Virginia to use $34.7 million to increase road resiliency, monitor inclement weather

Virginia will receive $34.7 million in federal funding to increase roadway resiliency and implement a weather and traffic monitoring system to help communities respond to extreme weather events. All projects are currently in the design phase.

The city of Virginia Beach will receive $19 million to improve a 1.5-mile stretch of Pungo Ferry Road. The project will raise the low-lying roadway portion by 4 feet to address recurring flooding issues and make it passable during 100-year storms. The city will also build paved, graded shoulders and bike paths.

The road provides a critical east-west connection for several military installations, agricultural lands and wildlife refuges. Construction will begin in August 2027.

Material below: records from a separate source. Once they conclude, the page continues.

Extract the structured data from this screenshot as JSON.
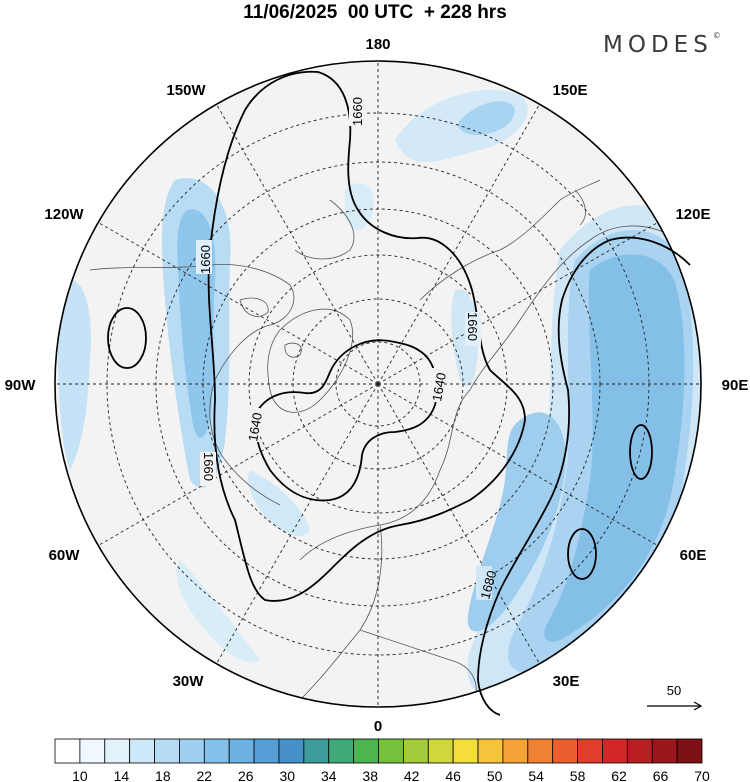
{
  "title": "11/06/2025  00 UTC  + 228 hrs",
  "brand": "MODES",
  "brand_mark": "©",
  "longitude_labels": [
    {
      "text": "180",
      "lon": 180
    },
    {
      "text": "150E",
      "lon": 150
    },
    {
      "text": "120E",
      "lon": 120
    },
    {
      "text": "90E",
      "lon": 90
    },
    {
      "text": "60E",
      "lon": 60
    },
    {
      "text": "30E",
      "lon": 30
    },
    {
      "text": "0",
      "lon": 0
    },
    {
      "text": "30W",
      "lon": -30
    },
    {
      "text": "60W",
      "lon": -60
    },
    {
      "text": "90W",
      "lon": -90
    },
    {
      "text": "120W",
      "lon": -120
    },
    {
      "text": "150W",
      "lon": -150
    }
  ],
  "contour_labels": [
    "1660",
    "1660",
    "1660",
    "1640",
    "1640",
    "1660",
    "1680"
  ],
  "wind_reference": {
    "label": "50"
  },
  "colorbar": {
    "tick_labels": [
      "10",
      "14",
      "18",
      "22",
      "26",
      "30",
      "34",
      "38",
      "42",
      "46",
      "50",
      "54",
      "58",
      "62",
      "66",
      "70"
    ],
    "colors": [
      "#ffffff",
      "#f0f8fd",
      "#e1f2fb",
      "#cde8f8",
      "#b5dcf4",
      "#9ccff0",
      "#84c1ea",
      "#6cb1e2",
      "#569fd6",
      "#4790c8",
      "#3f9c9c",
      "#3fa97a",
      "#4db44f",
      "#76c03e",
      "#a2cc3a",
      "#cfd73a",
      "#f3de3c",
      "#f5c43a",
      "#f4a437",
      "#f08233",
      "#e9602e",
      "#df3f2a",
      "#d12727",
      "#b81f22",
      "#9a181c",
      "#7c1215"
    ]
  }
}
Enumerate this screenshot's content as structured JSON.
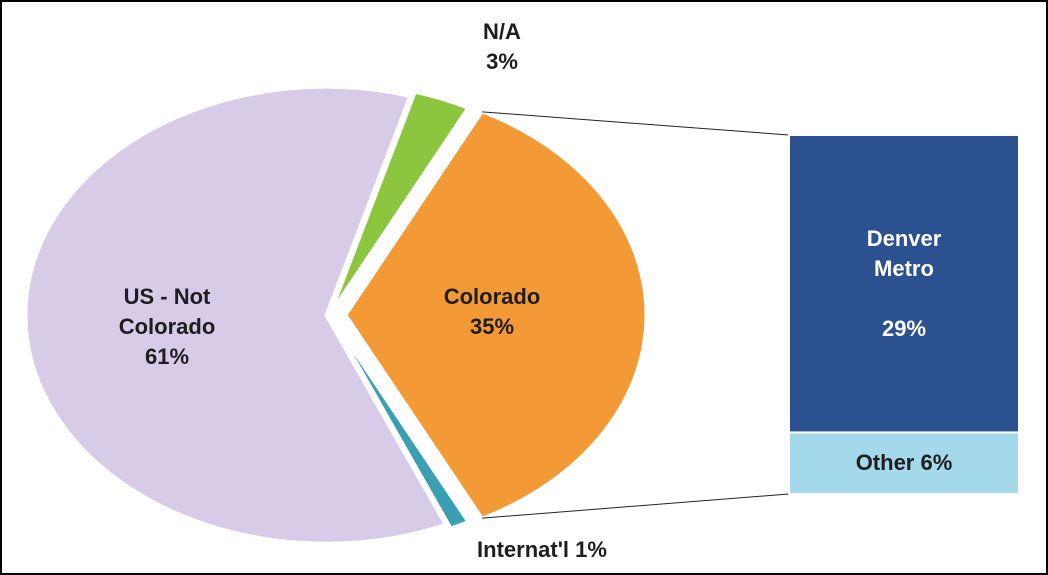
{
  "chart_data": {
    "type": "pie-of-bar",
    "categories": [
      "US - Not Colorado",
      "Colorado",
      "Internat'l",
      "N/A"
    ],
    "values": [
      61,
      35,
      1,
      3
    ],
    "value_labels": [
      "61%",
      "35%",
      "1%",
      "3%"
    ],
    "colors": [
      "#d8cbe8",
      "#f39a36",
      "#3a9fb1",
      "#8cc63f"
    ],
    "breakdown": {
      "categories": [
        "Denver Metro",
        "Other"
      ],
      "values": [
        29,
        6
      ],
      "value_labels": [
        "29%",
        "6%"
      ],
      "colors": [
        "#2b5191",
        "#a3d9ea"
      ]
    }
  }
}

Stafford County will use $10.3 million to realign a portion of Brooke Road to mitigate persistent flooding. The Brooke Road Improvement Project will elevate a half-mile of the road’s “S” curve above the 100-year floodplain. Once completed, the realigned roadway will allow local communities easier access to critical amenities during heavy rainstorms. Construction will begin in 2026.

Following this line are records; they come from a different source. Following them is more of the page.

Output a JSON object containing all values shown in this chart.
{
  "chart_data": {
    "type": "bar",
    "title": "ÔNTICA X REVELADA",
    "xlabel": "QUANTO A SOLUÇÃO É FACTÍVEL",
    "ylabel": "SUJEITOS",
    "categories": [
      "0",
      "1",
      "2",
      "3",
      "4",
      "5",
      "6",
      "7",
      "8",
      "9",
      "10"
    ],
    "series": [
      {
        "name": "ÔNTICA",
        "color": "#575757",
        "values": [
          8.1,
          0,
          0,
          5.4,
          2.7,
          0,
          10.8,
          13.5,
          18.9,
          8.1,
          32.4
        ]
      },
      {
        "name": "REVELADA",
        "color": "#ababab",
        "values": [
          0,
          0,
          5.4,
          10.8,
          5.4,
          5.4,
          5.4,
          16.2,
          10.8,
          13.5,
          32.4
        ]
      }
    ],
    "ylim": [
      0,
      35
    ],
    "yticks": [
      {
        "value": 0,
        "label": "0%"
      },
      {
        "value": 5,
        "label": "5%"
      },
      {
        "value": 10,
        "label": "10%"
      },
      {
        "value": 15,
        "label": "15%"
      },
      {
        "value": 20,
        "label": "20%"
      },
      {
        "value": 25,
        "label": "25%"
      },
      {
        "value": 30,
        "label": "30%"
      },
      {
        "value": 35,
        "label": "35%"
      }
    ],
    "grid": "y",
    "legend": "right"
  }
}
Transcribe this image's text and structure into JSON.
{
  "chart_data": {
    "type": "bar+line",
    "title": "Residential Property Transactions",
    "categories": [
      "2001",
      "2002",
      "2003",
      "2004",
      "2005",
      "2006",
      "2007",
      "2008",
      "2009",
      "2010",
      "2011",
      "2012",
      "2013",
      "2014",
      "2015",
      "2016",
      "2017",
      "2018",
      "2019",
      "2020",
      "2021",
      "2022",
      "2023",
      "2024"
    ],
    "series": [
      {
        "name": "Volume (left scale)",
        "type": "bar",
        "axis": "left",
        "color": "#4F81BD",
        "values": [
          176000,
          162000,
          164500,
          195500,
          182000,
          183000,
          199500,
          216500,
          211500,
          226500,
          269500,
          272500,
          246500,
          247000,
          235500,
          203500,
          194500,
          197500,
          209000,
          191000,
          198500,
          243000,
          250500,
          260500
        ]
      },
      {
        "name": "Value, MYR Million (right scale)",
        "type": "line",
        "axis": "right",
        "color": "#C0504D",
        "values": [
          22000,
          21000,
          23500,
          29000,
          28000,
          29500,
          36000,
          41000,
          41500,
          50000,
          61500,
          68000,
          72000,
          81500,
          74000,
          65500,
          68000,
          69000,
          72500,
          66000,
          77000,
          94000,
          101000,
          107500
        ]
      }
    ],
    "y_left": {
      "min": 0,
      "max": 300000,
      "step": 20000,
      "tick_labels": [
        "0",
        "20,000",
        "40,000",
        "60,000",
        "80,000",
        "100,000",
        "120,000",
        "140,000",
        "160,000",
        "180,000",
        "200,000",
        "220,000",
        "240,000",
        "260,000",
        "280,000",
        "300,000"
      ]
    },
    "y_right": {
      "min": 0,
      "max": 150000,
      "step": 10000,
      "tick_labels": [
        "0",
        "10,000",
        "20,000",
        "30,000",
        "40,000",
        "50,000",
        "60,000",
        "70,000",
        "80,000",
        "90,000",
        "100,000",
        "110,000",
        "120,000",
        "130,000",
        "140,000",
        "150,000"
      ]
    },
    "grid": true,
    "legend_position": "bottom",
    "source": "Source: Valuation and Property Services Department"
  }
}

The Virginia Department of Transportation (VDOT) will receive $5.4 million to install a weather- and traffic-monitoring system to help improve emergency evacuations during natural disasters. The Modernizing Operations for Virginia’s Evacuation Resilience (MOVER) system includes flood sensors, stream gauges and traffic cameras across the Tidewater and Chesapeake regions. These technologies will provide real-time data to inform decisions during floods, heavy wind, fires and landslides.

“As severe weather events become more common, we’re glad to see this funding further shore up resilience efforts to protect residents, assist with evacuations, and address the frustration of flooded roads,” Sens. Mark Warner and Tim Kaine said.

The funding was made available through grants administered by the U.S Department of Transportation’s (USDOT) Promoting Resilient Operations for Transformative, Efficient and Cost-Saving Transportation (PROTECT) program. USDOT will deliver nearly $830 million for 80 projects nationwide.

The program funds projects to make transportation infrastructure more resilient to future weather events and other natural disasters by focusing on resilience planning, making resilience improvements to existing transportation assets and evacuation routes, and addressing at-risk highway infrastructure.